Face à la multiplication « des dérives de l’utilisation » des avis Google, l'UFML Syndicat a décidé de prendre les devants.
Après la publication d'un guide pratique par l'Ordre des médecins il y a quelques mois, visant à aider les médecins à gérer au mieux leur réputation numérique, le syndicat lance ce lundi « une action de prévention » pour accompagner les médecins libéraux souvent démunis face à des commentaires négatifs (accompagnés d'une mauvaise notation), laissés par des patients après une consultation médicale.
Plus violent qu'une sanction
« J'ai régulièrement des remontées de dizaines de médecins qui sont dépourvus face aux commentaires négatifs laissés sur eux, assure au « Quotidien » le Dr Jérôme Marty, président de l'UFML-Syndicat. Ils ne savent pas comment réagir, surtout en cas de commentaires anonymes et ne veulent pas rompre le secret médical. Or ces remarques sont publiques, visibles par tous les autres patients qui n'ont pas le contexte de la consultation. C'est parfois plus violent qu'une sanction disciplinaire pour un médecin ! »

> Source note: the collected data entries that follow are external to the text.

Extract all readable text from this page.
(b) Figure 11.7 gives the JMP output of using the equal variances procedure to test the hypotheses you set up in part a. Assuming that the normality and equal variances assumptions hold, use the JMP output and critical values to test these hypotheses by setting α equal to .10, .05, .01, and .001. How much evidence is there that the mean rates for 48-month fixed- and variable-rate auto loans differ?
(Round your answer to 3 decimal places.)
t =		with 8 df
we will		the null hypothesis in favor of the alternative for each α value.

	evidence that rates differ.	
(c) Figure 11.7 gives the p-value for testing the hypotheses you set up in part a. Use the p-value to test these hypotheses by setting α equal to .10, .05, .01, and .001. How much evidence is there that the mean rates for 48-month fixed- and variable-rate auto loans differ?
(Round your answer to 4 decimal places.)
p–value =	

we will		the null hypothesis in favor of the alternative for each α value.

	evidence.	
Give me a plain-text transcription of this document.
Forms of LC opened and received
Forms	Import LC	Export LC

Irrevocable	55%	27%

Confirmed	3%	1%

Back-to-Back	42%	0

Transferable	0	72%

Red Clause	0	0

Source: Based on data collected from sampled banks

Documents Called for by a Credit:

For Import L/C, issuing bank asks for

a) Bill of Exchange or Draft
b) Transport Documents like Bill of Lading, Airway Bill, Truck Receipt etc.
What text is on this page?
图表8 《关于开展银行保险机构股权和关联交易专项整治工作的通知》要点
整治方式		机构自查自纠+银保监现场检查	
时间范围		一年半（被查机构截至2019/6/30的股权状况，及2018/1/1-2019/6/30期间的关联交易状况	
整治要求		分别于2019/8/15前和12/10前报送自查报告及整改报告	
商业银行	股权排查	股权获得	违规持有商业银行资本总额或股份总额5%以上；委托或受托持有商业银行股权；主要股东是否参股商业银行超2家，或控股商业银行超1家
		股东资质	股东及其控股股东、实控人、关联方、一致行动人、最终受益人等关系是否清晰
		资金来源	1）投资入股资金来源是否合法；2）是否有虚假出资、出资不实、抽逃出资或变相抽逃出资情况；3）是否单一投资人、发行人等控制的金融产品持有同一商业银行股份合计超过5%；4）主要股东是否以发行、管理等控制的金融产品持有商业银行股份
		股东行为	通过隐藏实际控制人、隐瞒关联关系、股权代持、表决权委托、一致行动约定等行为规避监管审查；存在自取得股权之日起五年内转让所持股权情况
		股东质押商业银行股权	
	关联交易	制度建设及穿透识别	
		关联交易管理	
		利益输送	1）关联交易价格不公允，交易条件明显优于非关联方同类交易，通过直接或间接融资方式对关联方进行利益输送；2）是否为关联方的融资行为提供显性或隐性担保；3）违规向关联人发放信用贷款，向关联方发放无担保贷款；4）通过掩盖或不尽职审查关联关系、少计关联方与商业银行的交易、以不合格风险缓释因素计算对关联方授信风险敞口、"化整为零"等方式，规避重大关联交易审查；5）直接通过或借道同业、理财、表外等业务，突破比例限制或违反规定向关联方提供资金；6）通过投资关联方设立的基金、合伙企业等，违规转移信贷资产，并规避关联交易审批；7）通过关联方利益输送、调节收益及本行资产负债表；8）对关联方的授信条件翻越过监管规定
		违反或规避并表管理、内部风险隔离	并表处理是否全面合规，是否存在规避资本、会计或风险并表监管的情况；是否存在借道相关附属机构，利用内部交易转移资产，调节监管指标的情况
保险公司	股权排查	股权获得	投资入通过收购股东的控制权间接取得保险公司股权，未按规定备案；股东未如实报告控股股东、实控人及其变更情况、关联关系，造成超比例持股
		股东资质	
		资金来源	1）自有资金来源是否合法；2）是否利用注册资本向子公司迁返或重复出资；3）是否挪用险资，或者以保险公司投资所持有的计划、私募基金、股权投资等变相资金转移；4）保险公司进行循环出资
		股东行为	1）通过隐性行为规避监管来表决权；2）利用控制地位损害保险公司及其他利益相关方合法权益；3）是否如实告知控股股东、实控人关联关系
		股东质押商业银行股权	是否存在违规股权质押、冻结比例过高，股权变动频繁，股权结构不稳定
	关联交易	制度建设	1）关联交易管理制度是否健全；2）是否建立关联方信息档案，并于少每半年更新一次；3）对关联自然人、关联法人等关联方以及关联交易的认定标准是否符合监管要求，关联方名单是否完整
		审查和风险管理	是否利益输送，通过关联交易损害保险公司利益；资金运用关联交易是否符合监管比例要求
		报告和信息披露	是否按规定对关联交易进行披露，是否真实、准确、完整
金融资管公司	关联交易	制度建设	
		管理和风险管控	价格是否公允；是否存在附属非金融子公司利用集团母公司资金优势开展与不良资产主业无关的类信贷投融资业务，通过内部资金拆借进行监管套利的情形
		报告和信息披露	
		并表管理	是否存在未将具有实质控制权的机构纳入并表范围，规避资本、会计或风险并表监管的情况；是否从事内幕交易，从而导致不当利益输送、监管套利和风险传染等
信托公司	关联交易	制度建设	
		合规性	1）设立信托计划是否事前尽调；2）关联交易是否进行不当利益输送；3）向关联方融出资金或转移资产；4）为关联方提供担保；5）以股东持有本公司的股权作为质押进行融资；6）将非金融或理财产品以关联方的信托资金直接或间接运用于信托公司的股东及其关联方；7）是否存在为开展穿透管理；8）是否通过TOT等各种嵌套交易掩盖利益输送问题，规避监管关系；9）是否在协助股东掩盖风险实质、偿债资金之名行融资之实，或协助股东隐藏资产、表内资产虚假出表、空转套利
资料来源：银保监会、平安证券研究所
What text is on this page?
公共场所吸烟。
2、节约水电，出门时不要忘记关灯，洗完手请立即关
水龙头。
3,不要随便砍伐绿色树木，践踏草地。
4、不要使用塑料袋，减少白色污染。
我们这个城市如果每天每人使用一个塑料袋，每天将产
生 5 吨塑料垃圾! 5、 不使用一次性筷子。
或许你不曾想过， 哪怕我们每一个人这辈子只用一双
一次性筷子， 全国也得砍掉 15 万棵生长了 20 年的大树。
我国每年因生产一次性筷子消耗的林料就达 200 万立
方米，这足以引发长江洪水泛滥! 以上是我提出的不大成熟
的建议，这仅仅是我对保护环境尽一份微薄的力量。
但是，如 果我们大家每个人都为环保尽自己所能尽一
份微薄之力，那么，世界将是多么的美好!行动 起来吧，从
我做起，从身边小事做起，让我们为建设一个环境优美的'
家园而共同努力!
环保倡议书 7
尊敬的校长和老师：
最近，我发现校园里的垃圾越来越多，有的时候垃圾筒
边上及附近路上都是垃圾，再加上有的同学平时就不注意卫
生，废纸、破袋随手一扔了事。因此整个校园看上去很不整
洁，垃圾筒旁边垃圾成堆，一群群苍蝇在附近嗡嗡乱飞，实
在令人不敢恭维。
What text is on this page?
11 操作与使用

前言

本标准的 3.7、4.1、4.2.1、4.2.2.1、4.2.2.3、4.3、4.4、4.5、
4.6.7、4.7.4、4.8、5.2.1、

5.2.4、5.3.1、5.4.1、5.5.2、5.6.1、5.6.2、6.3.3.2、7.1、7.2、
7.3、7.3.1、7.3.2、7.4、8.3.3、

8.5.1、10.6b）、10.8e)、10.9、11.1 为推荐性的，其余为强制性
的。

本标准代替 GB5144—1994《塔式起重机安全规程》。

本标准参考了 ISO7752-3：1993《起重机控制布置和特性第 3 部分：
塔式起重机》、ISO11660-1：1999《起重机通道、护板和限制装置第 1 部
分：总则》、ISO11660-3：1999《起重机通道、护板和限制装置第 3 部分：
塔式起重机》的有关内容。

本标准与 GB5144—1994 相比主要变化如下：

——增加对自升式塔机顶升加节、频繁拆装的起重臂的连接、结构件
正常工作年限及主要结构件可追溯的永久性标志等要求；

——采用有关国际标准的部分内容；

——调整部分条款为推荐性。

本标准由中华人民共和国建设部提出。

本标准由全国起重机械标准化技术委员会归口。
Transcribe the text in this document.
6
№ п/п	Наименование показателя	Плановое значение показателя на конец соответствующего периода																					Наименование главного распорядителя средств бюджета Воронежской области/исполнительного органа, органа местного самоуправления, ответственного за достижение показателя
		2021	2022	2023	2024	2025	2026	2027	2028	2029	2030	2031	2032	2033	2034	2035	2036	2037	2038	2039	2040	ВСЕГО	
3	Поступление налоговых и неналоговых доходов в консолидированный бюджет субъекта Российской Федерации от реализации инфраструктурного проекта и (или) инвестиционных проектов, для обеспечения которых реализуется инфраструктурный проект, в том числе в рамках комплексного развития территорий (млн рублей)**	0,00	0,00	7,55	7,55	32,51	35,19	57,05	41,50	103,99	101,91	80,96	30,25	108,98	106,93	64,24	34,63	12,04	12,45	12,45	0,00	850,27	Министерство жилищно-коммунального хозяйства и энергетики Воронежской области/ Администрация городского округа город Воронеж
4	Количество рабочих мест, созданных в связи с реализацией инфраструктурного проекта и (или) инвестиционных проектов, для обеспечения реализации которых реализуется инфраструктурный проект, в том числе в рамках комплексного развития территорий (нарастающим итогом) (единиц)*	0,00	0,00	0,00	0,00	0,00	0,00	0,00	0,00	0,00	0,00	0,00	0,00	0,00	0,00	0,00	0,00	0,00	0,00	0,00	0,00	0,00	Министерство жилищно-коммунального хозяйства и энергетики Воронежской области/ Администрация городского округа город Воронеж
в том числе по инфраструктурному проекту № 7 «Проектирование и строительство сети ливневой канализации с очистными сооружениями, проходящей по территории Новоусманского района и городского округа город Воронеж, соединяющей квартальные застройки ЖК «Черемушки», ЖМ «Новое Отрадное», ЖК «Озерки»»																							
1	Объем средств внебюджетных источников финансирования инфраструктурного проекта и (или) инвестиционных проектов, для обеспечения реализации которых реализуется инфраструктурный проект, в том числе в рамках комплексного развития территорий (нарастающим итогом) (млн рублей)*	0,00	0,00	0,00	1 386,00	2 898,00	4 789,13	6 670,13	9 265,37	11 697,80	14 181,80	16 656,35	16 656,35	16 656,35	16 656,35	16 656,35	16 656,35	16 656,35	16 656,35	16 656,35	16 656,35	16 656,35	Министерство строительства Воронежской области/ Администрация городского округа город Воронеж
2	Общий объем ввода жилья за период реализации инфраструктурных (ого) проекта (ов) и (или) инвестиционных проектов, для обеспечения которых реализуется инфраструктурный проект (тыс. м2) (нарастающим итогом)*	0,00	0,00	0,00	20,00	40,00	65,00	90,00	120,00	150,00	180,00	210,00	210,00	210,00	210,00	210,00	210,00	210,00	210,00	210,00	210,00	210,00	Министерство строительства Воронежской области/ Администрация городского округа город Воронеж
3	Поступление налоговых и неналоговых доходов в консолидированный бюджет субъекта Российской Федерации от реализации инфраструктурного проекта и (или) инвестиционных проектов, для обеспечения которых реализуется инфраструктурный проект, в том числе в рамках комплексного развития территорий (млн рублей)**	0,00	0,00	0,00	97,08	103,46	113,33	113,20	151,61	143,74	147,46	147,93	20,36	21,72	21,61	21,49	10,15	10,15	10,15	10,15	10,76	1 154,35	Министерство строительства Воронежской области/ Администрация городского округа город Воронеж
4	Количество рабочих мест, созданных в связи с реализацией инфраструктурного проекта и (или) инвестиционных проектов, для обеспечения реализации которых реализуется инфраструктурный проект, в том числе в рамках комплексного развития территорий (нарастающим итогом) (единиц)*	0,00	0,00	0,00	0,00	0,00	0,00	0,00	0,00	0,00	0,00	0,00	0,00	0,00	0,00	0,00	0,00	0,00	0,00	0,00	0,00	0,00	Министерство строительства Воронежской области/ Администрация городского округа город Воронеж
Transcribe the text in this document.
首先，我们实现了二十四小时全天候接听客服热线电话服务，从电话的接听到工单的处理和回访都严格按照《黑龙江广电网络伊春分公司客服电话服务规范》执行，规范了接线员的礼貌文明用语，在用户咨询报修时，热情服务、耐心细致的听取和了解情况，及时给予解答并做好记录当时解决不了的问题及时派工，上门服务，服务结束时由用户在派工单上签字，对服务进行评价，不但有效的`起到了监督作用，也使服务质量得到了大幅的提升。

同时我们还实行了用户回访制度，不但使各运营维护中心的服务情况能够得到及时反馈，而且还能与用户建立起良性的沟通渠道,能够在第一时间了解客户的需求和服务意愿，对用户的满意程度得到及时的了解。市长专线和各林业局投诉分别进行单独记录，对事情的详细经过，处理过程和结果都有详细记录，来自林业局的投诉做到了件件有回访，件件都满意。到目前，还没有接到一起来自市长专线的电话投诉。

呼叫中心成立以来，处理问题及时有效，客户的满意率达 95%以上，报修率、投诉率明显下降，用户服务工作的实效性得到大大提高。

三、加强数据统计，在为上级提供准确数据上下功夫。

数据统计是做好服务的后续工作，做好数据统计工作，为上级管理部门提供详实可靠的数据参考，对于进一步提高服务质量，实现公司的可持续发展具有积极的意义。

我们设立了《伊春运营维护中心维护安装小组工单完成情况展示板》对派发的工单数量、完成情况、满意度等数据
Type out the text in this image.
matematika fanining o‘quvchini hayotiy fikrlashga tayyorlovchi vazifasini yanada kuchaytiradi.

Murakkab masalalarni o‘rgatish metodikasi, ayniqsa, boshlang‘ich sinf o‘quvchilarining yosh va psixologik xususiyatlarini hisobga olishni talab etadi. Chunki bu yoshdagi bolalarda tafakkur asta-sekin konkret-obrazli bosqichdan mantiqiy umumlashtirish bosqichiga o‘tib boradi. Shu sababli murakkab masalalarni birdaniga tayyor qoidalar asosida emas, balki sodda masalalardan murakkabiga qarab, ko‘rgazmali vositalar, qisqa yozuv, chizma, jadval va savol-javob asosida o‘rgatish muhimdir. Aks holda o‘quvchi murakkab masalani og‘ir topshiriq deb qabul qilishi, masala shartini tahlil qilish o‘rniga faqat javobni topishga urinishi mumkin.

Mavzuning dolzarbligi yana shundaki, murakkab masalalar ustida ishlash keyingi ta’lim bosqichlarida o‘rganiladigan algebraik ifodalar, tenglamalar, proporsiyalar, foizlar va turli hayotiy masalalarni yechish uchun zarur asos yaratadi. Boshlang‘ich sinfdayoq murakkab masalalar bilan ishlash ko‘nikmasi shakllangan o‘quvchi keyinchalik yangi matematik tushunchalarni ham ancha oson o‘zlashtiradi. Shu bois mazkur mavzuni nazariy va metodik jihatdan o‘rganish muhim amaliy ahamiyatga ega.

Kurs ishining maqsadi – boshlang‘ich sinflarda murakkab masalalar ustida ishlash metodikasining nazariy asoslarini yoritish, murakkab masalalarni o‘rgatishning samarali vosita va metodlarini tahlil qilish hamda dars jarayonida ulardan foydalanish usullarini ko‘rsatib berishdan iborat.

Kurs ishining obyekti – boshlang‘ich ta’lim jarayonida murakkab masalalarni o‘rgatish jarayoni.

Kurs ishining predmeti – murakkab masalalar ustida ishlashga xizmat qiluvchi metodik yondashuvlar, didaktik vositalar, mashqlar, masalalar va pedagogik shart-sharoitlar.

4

Concrètement, le syndicat propose aux médecins d'ajouter le message suivant, en forme d'avertissement aux patients, sur leur profil « Google My Business » : « Il vous est possible de poster des commentaires sur mon activité et le vécu de votre consultation. Face aux dérives constatées dans l’exercice de ce service, il est à préciser que tout commentaire diffamatoire à mon égard, à celui de ma profession, ou portant atteinte à mon honneur ou à ma probité entraînera le dépôt d’une plainte auprès de la juridiction compétente et la saisie immédiate de l’avocat de mon syndicat professionnel et de Google ».
Messages dégradants
Selon le Dr Marty, certains patients expriment des messages « diffamants, dégradants », remettant en cause les compétences professionnelles du praticien. « Parfois, certains sont même dans une attitude de harcèlement, et laissent des messages péjoratifs semaine après semaine », précise le généraliste de Fronton.
Il suffit de rechercher un médecin sur le célèbre moteur de recherche pour s'apercevoir que les avis sont très disparates pour un seul et même praticien. Ainsi ce gynécologue-obstétricien parisien est-il qualifié de « nul » par une patiente, qui qualifie ses appareils de « datés ». « Des médecins ayant vu les échographies faites par ce médecin ont dit que les images n'étaient pas lisibles. Si votre bébé a un problème, vous risquez de vous en apercevoir que trop tard », écrit-elle... tandis qu'une autre patiente le qualifie de « génial, gentil, aimable et qui explique bien ».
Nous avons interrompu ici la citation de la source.